Wenn ihr jetzt zu denen gehört, die denken „Whaaaat?! Hat sie nicht gehabt??? Wie geht das denn????“ dann bitte, kontaktiert meine Freunde und Bekanntschaften und rekapituliert jedes Partygespräch der letzten Jahre. Ihr könnt das über Whatsapp tun. Das haben die alle. Lange Zeit habe ich mich geweigert, wollte den Messenger-Service nicht auf meinem Handy, ohne dabei eigentlich genau zu wissen, warum. Klar, die Vorteile liegen auf der Hand, wenn man nicht tief in die Tasche greifen muss und alles mit den Lieben teilen kann. Aber Leute, jeder, jeder, jeder hat das. Also muss ja was dran sein. Aber warum bin ich uncool oder latent sozial inkompetent, wenn ich mir eine bestimmte App nicht lade? Wann ist das denn passiert? Und seit wann gibt man seine Handynummer viel leichter raus, weil es ja Whatsapp ist? Ich sehe da keinen Unterschied. Das wirklich Dramatische an der Geschichte ist allerdings, dass es viel mehr Vorteile gibt, als ich mir eingestehen wollte. Und dass ich, seitdem Whatsapp vor zwei Wochen bei mir eingezogen ist, ein recht aktiver Nutzer bin. Leider weiß ich nicht, was ich davon halten soll und bis Freud ein Plätzchen auf seiner Couch für mich frei machen kann, lasse ich euch an meinen Erfahrungen teilhaben.

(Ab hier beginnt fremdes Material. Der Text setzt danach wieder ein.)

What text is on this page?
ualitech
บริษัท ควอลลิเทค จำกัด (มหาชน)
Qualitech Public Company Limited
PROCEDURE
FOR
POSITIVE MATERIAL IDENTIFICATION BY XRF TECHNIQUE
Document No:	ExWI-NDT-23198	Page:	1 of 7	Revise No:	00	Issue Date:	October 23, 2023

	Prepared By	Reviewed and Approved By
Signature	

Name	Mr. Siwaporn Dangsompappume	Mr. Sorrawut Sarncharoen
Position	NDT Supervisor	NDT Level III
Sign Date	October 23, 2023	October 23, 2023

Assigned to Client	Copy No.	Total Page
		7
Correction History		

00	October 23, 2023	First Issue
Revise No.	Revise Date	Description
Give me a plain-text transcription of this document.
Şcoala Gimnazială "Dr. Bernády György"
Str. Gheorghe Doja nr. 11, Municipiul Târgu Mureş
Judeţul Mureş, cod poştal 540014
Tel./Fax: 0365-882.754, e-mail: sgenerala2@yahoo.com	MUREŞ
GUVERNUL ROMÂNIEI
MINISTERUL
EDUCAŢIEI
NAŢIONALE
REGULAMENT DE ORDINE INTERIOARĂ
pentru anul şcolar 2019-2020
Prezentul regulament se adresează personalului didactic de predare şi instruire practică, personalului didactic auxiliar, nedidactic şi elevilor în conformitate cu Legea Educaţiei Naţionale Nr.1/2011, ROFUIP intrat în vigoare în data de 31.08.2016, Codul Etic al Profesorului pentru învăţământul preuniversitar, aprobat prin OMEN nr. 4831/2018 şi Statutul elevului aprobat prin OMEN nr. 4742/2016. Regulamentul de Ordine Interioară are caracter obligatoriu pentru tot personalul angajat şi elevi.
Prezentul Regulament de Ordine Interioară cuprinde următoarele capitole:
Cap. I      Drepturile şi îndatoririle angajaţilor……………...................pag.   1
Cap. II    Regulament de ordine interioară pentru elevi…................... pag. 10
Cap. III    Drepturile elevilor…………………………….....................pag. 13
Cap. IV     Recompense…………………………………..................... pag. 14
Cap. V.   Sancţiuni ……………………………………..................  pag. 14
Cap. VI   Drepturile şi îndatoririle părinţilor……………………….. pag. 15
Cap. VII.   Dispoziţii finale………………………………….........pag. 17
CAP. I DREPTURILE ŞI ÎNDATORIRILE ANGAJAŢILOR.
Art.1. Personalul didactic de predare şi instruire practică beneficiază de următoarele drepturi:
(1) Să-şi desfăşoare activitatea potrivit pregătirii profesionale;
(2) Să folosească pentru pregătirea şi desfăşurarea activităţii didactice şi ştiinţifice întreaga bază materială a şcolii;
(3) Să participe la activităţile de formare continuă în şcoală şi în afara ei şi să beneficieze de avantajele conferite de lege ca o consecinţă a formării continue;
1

Dieser Artikel ist also für alle Zweifler, für alle Fans und für alle Unentschlossenen gleichermaßen geeignet, denn zum Glück darf sich der Mensch am Ende des Liedes ja immer noch seine eigene Meinung bilden.
Split und Faust in einem – Whatsapp scheidet die Geister
Und damit meine ich meine eigenen. Kennt ihr den Kinofilm Split? Der Thriller aus dem letzten Jahr sorgte für Aufsehen und war sicher nichts zum Einschlafen. Darin spielt James McAvoy einen Mann, der in sich 23 verschiedene Persönlichkeiten beherbergt. Ganz so schlimm ist es zum Glück nicht, aber WhatsApp scheidet tatsächlich die Geister und selbst nach aktiver Nutzung kann ich mich noch immer nicht auf die Pro- oder Kontraseite stellen. Das Beispiel war jetzt zu dramatisch? Ok, ich mach’s wieder gut und führe stattdessen mit dem guten, alten Goethe ein anderes Beispiel an. „Zwei Seelen wohnen, ach! in meiner Brust“ – die eine will nicht den ganzen Tag auf’s Handy schauen, die andere will auch mitreden können [ frei zitiert nach Goethes Faust]. Der arme Faust hat mit den wirklich großen Fragen des Lebens gehadert und am Ende von Plackerei und Studium verschiedenster Disziplinen festgestellt, dass das alles nichts bringt. Und da schweifte der Blick ab zu den dunklen Mächten. Voldemort und Dementoren gab es noch nicht, deswegen sprechen wir von Mephisto. Bekanntlich sollte man mit dem ja keinen Pakt schließen. Das ist schlimmer als bofrost.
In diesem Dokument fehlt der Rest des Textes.